The 70/20/10 Innovation Model

Spend 70 percent of your time on the core business, 20 percent on related projects, and 10 percent on unrelated new businesses.”
Attributed to Eric Schmidt here on CNN.com.

Yesterday we spoke of the 70/20/10 Learning Model. Today we apply the same ratio, but this time it relates the the principle used by Eric Schmidt at Google to allocate effort (as described in the quote above).

Getting the right mix of core, adjacency and bleeding edge has always been tough for OSS providers too… at least the ones that I’ve worked closely with over the years.

70% – The core products are what the business is built around, as the name implies. Many of today’s OSS tools are built around cores that were founded decades ago, but constant tweaking is required to keep up with changes to infrastructure (eg servers, databases, virtualisation, etc), programming languages, networks under management and the list goes on.

20% – The effort assigned to adjacent developments is required to expand product lines and meet the needs (demands?) of customers and their changing environments.
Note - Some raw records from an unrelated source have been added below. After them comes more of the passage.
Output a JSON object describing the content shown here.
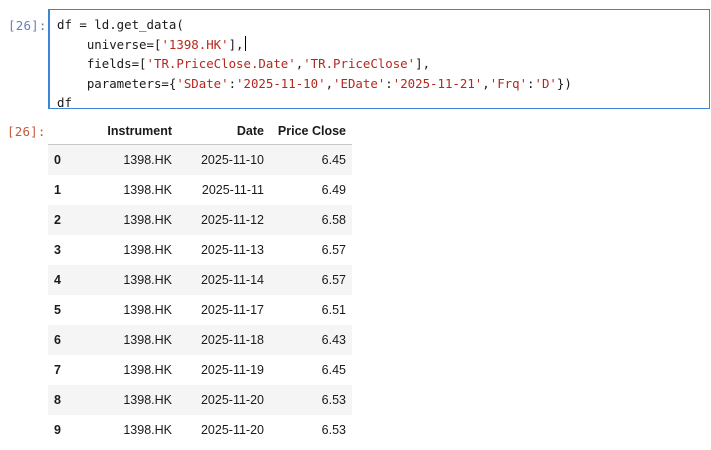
{
  "input_cell": {
    "prompt": "[26]:",
    "code_lines": [
      {
        "parts": [
          {
            "t": "df = ld.get_data(",
            "c": "op"
          }
        ]
      },
      {
        "parts": [
          {
            "t": "    universe=[",
            "c": "op"
          },
          {
            "t": "'1398.HK'",
            "c": "str"
          },
          {
            "t": "],",
            "c": "op"
          }
        ],
        "cursor": true
      },
      {
        "parts": [
          {
            "t": "    fields=[",
            "c": "op"
          },
          {
            "t": "'TR.PriceClose.Date'",
            "c": "str"
          },
          {
            "t": ",",
            "c": "op"
          },
          {
            "t": "'TR.PriceClose'",
            "c": "str"
          },
          {
            "t": "],",
            "c": "op"
          }
        ]
      },
      {
        "parts": [
          {
            "t": "    parameters={",
            "c": "op"
          },
          {
            "t": "'SDate'",
            "c": "str"
          },
          {
            "t": ":",
            "c": "op"
          },
          {
            "t": "'2025-11-10'",
            "c": "str"
          },
          {
            "t": ",",
            "c": "op"
          },
          {
            "t": "'EDate'",
            "c": "str"
          },
          {
            "t": ":",
            "c": "op"
          },
          {
            "t": "'2025-11-21'",
            "c": "str"
          },
          {
            "t": ",",
            "c": "op"
          },
          {
            "t": "'Frq'",
            "c": "str"
          },
          {
            "t": ":",
            "c": "op"
          },
          {
            "t": "'D'",
            "c": "str"
          },
          {
            "t": "})",
            "c": "op"
          }
        ]
      },
      {
        "parts": [
          {
            "t": "df",
            "c": "op"
          }
        ]
      }
    ]
  },
  "output_cell": {
    "prompt": "[26]:",
    "columns": [
      "",
      "Instrument",
      "Date",
      "Price Close"
    ],
    "rows": [
      [
        "0",
        "1398.HK",
        "2025-11-10",
        "6.45"
      ],
      [
        "1",
        "1398.HK",
        "2025-11-11",
        "6.49"
      ],
      [
        "2",
        "1398.HK",
        "2025-11-12",
        "6.58"
      ],
      [
        "3",
        "1398.HK",
        "2025-11-13",
        "6.57"
      ],
      [
        "4",
        "1398.HK",
        "2025-11-14",
        "6.57"
      ],
      [
        "5",
        "1398.HK",
        "2025-11-17",
        "6.51"
      ],
      [
        "6",
        "1398.HK",
        "2025-11-18",
        "6.43"
      ],
      [
        "7",
        "1398.HK",
        "2025-11-19",
        "6.45"
      ],
      [
        "8",
        "1398.HK",
        "2025-11-20",
        "6.53"
      ],
      [
        "9",
        "1398.HK",
        "2025-11-20",
        "6.53"
      ]
    ]
  },
  "colors": {
    "input_border": "#3d86d6",
    "string": "#b5271e",
    "in_prompt": "#6c7eb7",
    "out_prompt": "#c45a3c"
  }
}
A challenge in this space is whether to do custom development for a small sub-set of customers, or whether to allocate adjacency effort towards a consistent platform for all users.

10% – Then there’s the effort required to develop whole new ways of doing things. The OSS industry, or more to the point the customer-base that use OSS tools, is crying out for innovation in many ways – to improve efficiencies, to decrease risks, to simplify implementations, to reduce costs and so on.

Do you think 70/20/10 is the right ratio? Like me, do you think it depends on the level of maturity of the OSS provider? For example, does an up-start have to do something highly innovative to take market share away from the behemoths? Given the massive scope for innovation, should all OSS providers allocate a higher ratio of effort to bleeding-edge innovation to steal a march on their competitors?

I don’t think there is one right answer here, but the ratio seems to provide Google with a pretty good balance at this stage of its evolution.